Most of the speculation circles around how to control the thing, and the predominant wisdom runs that an iPod Touch, iPhone, or iPad would be the logical choice to serve as controller. But with AirPlay, if you have these devices, you can stream through the ATV to your HDTV set now … so why would you need or want to have the ATV be the workhorse and relegate your other iOS device (with likely more computing power onboard) as mere controller? Or, looking at it the other way, spending $99 on the ATV and then $230, $300, $500 or more on a ‘controller’ does not make a lot of sense financially.
So this is my idea: take the Apple trackpad, pair it through Bluetooth to the ATV and use it as controller.

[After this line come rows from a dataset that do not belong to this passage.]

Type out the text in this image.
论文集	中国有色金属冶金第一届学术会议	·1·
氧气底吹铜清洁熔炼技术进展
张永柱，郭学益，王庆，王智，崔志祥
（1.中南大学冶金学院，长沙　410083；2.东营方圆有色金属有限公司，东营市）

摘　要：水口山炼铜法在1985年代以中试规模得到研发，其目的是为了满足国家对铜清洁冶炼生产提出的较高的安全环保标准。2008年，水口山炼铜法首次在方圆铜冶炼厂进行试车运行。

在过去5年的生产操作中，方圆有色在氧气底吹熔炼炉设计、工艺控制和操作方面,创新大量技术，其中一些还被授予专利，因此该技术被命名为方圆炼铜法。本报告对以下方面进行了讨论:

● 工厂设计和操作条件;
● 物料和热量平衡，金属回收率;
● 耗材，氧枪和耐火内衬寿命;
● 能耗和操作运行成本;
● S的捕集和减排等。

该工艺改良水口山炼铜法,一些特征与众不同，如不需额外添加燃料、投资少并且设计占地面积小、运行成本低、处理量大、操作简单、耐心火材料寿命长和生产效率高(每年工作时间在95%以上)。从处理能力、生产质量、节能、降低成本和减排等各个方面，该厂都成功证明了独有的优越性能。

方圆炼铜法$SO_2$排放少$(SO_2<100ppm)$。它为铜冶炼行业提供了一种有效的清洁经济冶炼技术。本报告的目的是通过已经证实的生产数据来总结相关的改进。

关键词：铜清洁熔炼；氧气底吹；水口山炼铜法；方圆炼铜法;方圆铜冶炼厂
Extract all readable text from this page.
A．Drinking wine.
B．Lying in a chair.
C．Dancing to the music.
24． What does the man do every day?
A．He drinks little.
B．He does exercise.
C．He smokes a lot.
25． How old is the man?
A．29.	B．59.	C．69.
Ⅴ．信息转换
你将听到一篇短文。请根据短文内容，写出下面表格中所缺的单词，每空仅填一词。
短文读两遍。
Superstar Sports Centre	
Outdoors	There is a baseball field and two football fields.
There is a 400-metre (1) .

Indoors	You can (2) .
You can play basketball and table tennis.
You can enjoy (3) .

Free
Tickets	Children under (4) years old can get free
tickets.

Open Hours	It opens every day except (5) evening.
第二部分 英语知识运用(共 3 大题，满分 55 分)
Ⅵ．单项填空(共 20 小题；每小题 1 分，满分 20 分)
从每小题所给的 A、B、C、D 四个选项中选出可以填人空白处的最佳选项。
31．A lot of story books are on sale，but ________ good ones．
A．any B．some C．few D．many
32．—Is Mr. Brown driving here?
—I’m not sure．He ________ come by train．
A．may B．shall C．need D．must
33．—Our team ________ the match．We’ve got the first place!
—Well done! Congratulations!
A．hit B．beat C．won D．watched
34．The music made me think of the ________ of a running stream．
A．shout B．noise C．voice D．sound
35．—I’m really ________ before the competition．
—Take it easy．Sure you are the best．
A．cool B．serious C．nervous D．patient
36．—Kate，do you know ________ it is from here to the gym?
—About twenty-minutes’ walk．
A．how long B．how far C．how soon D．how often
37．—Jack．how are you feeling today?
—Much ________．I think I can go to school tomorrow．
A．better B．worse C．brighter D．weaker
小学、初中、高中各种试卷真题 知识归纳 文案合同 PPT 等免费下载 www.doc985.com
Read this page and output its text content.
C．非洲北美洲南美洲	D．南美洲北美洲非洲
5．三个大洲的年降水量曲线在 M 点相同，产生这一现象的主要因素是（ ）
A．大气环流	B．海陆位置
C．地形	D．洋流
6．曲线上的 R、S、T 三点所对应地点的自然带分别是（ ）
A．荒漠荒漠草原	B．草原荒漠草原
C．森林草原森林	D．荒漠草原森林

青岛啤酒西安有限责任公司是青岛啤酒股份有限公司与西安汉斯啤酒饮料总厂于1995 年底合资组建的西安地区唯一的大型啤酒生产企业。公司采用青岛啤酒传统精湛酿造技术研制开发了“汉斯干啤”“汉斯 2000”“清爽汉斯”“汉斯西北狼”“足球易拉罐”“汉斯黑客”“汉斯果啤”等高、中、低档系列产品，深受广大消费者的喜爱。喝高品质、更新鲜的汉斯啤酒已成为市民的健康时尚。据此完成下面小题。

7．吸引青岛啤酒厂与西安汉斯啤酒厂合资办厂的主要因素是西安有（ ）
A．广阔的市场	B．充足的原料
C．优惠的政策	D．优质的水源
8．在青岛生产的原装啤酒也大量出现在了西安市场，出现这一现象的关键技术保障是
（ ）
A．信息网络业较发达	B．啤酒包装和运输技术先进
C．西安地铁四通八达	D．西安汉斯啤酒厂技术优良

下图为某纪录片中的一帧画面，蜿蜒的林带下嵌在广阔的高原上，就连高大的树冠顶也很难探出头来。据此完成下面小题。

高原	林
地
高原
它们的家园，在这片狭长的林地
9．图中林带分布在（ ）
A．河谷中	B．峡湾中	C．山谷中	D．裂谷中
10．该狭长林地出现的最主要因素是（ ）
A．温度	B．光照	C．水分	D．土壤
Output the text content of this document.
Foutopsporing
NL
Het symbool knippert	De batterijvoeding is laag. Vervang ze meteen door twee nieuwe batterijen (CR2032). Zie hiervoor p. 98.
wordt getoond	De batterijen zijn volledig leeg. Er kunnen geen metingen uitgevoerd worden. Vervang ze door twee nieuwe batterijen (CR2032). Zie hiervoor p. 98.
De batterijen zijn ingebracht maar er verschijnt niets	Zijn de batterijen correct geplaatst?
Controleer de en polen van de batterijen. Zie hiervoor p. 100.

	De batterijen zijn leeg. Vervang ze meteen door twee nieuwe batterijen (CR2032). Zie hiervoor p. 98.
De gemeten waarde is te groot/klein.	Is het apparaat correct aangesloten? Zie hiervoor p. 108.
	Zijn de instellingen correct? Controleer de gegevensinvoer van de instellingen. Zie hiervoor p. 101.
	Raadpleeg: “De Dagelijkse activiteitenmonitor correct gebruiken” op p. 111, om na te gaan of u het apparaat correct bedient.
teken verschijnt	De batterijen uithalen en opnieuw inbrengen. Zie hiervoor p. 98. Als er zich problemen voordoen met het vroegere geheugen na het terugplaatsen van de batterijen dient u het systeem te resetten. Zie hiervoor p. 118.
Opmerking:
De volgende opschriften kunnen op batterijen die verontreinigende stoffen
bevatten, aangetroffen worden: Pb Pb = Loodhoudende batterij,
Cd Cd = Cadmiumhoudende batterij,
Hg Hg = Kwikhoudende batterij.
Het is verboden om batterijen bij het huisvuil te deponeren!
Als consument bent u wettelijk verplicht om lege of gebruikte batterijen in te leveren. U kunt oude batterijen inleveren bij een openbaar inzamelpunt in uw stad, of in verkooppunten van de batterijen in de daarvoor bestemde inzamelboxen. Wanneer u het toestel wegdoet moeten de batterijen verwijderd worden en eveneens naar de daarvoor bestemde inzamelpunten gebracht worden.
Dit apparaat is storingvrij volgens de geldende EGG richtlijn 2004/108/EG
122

This would mean changing things a little bit:
this trackpad would need to include an onboard gyroscope and accelerometer
the variant of iOS on the ATV would have to be modified to include an onscreen cursor (more than one, actually)
You would control the trackpad with thumbs, moving the thing, tilting it. The onscreen cursor(s) show where your touches would affect the graphics onscreen. Tapping the trackpad would constitute a screen tap in iOS.
Adding the gyroscope and accelerometer to the trackpad adds to its cost. I could see that these could add usefulness to the trackpad with a Mac, though. Adding the cursors etc. to the ATV flavor of iOS would be harder to do. Maybe it would be too much.
I still like the idea though.
Another thought: iOS v7 added support for external game controllers, and though the market is not great, and maybe the support Apple has offered so far is not very good, these things could be used with the ATV. I would imagine that going this route would not be feasible yet – it would need an iOS upgrade (v8 maybe) along with a decent list of games that support the controllers on iPads and iPhones, before bringing it along to the ATV.
Another problem for this whole concept is its complexity. Touching an iOS device is so simple and natural; that is the whole genius of doing without a stylus on a pentop computer. But the idea is getting complicated, even cumbersome, with all the special gestures now. Adding the game controller also Balkanizes the platform further (along with needing 1080p resolution support for the games).